J. Stiglitz, pemimpin
ekonom Bank Dunia, mengkritik bahwa prakondisi IMF yang teramat ketat terhadap
negara-negara Asia di tengah krisis yang berkepanjangan berpotensi menyebabkan
resesi yang berkepanjangan. Kemudian berlakunya praktek apa yang dinamakan “konsensus Washington”,
yaitu negara pengutang lazimnya harus mendapatkan restu pendanaan dari
pemerintah AS, yang pada dasarnya hanya memperluas kesempatan ekonomi AS.

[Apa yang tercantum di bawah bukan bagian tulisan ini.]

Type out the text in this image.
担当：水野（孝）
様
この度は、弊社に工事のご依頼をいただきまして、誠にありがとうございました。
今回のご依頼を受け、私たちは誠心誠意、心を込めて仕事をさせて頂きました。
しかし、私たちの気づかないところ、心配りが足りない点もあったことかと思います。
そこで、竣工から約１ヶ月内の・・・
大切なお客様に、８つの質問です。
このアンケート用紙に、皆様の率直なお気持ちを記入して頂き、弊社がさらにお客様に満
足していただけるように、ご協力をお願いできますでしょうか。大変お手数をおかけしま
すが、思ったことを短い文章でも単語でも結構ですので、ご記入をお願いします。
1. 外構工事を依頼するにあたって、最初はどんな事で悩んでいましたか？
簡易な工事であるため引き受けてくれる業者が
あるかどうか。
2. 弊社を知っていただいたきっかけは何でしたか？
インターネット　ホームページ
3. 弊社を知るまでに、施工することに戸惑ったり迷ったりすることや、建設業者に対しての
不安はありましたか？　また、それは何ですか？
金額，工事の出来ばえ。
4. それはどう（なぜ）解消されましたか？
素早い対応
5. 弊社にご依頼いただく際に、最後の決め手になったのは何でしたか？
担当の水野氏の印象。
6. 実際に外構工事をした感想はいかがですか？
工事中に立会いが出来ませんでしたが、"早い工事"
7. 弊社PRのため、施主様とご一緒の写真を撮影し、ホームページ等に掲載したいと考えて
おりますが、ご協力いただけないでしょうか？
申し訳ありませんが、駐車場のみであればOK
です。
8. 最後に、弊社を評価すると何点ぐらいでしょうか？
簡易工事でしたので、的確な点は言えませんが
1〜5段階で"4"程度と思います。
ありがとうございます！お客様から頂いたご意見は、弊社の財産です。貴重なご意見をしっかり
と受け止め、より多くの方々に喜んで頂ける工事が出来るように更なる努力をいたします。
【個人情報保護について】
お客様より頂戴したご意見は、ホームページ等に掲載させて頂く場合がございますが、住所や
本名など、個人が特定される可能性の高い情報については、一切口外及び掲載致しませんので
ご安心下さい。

(Kompas, 13 Mei 1998). Kabar terakhir menyebutkan bahwa pencairan bantuan tahap
ketiga awal Juni ni akan tertunda lagi atas desakan pemerintah AS yang
dikaitkan dengan perkembangan reformasi politik di Indonesia, dan ini akan
menunda cairnya bantuan dari sumber-sumber lain (Hartcher dan Ryan).
Anwar Nasution mengkritik
bahwa reformasi ekonomi yang disarankan IMF bentuknya masih samar-samar. Tidak
ada penjelasan rinci, bagaimana caranya untuk meningkatkan penerimaan
pemerintah dan mengurangi pengeluaran pemerintah untuk mencapai sasaran surplus
anggaran sebesar 1% dari PDB dalam tahun fiskal 1998/99, dan bagaimana ingin
dicapai sasaran pertumbuhan ekonomi sebesar 3%. Harapan satu-satunya adalah
peningkatan ekspor non-migas, namun kelemahan utama dari IMF adalah tidak ada
program yang jelas untuk meningkatkan efisiensi dan menurunkan biaya produksi
untuk mendorong ekspor non-migas. (Nasution: 27-28).
Penasehat khusus IMF
untuk Indonesia (P.R. Narvekar) sendiri juga dikutip sebagai mengatakan bahwa
“IMF kerap menerapkan standar ganda dalam pengambilan keputusan. Di satu pihak,
perwakilan IMF mewakili negara dan pemerintahan dengan kebijakan dan visi
politik masing-masing, sementara keputusan yang diambil harus mengacu pada
fakta konkret ekonomi. Karenanya, ada saja peluang bahwa tudingan atas
pelanggaran hak asasi manusia di Indonesia yang makin marak belakangan ini,
menjadi hal yang disoroti Dewan Direktur IMF dalam pengambilan keputusannya
pekan depan”. Demikianpun halnya dengan Bank Dunia. (Kompas, 2 Mei 1998).
Sri Mulyani mengemukakan,
bahwa di bidang kebijaksanaan makro IMF tidak memperlihatkan adanya konsistensi
antarinstrumen kebijaksanaan. Di satu pihak IMF memberikan kelenturan dengan
mengizinkan dipertahankannya subsidi dan menyediakan dana untuk menciptakan
jaringan keselamatan sosial, sedang di lain pihak menganut kebijaksanaan
moneter yang kontraktif. Kedua kebijaksanaan ini bisa memandulkan efektivitas
kebijaksanaan makro, terutama dalam rangka stabilitas nilai tukar dan inflasi.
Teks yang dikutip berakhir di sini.